1. Member Wasserman's partial dissent is set forth at the end of this decision.

2. The Agency's published instruction distinguishes between two categories of employees for the purpose of notification during a snow emergency. Award at 6-7. "Snow Emergency Category ALFA Personnel" are essential employees who are expected to work at their normal time or shift during snow emergency conditions. Id. at 7. "Snow Emergency Category BRAVO Personnel," defined as all Public Works Center employees not designated as ALFA Personnel, are expected to report as instructed by their supervisors or as modified by public announcements over commercial TV and radio. Id.

3. The Union also claimed, and the Arbitrator agreed, that the Agency should have granted administrative leave to certain employees.

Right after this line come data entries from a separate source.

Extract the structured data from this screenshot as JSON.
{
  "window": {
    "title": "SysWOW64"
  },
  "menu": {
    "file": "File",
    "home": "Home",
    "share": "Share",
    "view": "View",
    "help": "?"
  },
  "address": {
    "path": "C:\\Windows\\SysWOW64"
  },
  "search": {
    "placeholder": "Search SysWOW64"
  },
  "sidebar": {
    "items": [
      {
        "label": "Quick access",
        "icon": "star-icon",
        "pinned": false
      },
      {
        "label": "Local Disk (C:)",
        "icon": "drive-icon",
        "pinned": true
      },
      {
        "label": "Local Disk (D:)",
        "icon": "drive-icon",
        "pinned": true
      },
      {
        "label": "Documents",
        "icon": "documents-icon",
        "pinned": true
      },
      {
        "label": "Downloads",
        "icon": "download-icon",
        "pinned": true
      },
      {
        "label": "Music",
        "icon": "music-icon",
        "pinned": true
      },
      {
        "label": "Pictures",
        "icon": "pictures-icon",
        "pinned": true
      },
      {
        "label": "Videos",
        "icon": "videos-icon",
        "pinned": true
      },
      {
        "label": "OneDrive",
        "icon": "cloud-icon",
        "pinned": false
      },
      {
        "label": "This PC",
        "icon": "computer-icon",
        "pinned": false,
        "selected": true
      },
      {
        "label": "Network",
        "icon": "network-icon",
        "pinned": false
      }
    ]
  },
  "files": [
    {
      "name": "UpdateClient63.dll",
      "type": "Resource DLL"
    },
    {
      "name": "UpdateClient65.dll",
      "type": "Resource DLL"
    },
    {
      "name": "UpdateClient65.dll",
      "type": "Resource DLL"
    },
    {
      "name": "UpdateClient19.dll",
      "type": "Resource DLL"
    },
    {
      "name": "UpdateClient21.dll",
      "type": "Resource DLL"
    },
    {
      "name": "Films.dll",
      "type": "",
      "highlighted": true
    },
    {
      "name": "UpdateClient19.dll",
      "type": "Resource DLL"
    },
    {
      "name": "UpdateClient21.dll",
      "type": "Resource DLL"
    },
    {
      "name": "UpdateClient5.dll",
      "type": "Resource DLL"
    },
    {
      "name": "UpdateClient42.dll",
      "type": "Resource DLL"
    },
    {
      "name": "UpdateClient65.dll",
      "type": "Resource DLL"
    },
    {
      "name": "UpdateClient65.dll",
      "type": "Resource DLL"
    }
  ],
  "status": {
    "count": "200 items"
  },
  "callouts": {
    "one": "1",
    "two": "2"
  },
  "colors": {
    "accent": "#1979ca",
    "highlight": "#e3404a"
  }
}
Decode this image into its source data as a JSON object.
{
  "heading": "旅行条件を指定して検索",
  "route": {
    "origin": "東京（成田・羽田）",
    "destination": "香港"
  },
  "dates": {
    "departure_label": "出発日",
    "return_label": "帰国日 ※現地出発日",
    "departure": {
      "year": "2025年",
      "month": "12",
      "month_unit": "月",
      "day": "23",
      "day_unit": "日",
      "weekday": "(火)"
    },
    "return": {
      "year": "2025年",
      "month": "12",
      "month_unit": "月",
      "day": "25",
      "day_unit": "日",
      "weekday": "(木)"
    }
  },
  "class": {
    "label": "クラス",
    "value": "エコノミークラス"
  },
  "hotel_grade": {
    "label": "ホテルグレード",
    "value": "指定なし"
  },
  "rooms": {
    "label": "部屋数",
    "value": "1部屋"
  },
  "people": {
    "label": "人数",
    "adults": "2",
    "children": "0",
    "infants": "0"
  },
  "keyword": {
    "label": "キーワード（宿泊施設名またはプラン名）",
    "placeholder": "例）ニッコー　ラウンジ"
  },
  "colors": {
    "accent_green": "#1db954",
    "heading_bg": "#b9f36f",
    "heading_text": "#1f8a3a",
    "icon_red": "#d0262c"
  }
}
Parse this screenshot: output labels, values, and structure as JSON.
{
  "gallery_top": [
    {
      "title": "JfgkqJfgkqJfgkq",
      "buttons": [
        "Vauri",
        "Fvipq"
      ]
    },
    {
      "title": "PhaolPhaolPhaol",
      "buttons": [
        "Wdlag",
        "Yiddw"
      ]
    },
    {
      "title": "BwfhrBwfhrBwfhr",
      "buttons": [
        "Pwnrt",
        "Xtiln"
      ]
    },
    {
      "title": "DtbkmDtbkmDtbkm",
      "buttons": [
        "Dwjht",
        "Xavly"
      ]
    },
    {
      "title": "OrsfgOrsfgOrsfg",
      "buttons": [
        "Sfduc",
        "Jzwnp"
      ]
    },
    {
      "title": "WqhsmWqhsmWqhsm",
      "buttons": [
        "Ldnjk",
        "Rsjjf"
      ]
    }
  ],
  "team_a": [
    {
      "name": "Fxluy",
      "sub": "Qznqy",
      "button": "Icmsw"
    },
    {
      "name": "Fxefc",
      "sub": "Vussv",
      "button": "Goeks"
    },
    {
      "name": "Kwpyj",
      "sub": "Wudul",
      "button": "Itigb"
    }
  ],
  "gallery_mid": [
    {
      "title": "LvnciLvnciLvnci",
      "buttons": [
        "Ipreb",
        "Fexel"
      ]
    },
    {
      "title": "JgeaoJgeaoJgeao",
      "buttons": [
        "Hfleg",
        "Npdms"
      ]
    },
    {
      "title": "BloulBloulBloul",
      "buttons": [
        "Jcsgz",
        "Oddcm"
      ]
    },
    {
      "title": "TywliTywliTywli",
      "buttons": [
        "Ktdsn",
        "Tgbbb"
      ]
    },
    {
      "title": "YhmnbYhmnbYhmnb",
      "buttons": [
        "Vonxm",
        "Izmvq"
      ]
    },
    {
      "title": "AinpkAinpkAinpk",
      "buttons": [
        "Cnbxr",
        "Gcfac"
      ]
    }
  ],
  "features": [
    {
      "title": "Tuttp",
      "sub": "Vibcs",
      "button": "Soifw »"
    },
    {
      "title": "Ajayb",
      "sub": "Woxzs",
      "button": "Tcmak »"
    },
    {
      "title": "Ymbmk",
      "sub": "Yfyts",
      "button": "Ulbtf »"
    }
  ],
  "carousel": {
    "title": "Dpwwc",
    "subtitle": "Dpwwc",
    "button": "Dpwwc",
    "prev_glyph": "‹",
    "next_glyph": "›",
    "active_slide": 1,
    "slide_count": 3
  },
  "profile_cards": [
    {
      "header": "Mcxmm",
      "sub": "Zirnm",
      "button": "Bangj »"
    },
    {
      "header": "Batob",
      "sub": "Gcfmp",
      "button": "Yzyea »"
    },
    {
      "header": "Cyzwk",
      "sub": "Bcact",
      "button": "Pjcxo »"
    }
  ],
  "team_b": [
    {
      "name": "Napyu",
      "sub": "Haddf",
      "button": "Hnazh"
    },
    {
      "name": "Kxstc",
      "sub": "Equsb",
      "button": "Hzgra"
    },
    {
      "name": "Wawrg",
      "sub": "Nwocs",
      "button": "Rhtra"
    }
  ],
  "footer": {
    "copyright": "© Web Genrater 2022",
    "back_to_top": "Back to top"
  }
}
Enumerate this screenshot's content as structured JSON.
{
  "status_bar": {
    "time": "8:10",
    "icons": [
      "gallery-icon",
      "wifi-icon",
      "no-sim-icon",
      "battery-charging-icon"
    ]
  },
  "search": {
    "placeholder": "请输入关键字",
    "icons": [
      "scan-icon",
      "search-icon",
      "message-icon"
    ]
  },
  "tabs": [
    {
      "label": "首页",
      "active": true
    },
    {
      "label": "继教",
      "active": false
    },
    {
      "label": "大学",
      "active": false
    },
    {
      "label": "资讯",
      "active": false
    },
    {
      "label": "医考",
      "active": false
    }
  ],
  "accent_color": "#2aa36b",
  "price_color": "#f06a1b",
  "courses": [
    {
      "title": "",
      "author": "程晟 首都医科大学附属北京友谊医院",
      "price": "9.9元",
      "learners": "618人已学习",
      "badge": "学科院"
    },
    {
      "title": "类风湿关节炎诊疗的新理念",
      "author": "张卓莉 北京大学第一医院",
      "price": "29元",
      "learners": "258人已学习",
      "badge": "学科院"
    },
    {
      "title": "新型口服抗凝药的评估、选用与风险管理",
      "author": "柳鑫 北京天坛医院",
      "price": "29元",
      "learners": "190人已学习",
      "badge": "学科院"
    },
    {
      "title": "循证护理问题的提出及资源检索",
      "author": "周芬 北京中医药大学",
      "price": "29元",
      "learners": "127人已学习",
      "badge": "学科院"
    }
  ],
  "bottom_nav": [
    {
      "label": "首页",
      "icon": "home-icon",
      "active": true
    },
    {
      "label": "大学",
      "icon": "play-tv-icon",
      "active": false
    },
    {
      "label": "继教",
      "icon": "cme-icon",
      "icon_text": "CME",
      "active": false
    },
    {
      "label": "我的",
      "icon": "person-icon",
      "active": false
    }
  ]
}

As the Agency has not excepted to this portion of the award, we do not address it further.

4. The regulations referenced in the Award provide, in pertinent part, as follows: 5 C.F.R. § 532.511, Appendix A, Part I.9: Part I - Payment for Actual Exposure. 25% 9. Exposure to hazardous weather or terrain. Exposure to dangerous conditions of terrain, temperature and/or wind velocity, while working or traveling when such exposure introduces risk of significant injury or death to employees . . . . 5 C.F.R. § 532.511(b): (b) Amount of environmental differential payable. (1) An employee entitled to an environmental differential shall be paid an amount equal to the percentage rate authorized by the Office of Personnel Management for the category in which the working condition or hazard falls . . . . (2) An employee entitled to an environmental differential on an actual exposure basis shall be paid a minimum of one hour's differential pay . . . . (3) An employee entitled to an environmental differential on the basis of hours in a pay status shall be paid for all hours in a pay status on the day on which he/she is exposed to the situation. . . .

5. We note that payment of Category 9 EDP is authorized for actual exposure rather than hours in a pay status. See 5 C.F.R. § 532.511, Appendix A. Therefore, on remand, the Arbitrator should apply 5 C.F.R. § 532.511(b)(2).

6. A "knot" (kts.) is equal to approximately 1.15 miles per hour. Converting the kts. to miles in this case indicates that the wind was blowing from the northwest at 13.8 to 20.7 miles per hour. In his award, the Arbitrator stated that the northwest winds "gust[ed] to 25 kts" on Monday, February 5, or 28.75 miles per hour. Award at 19.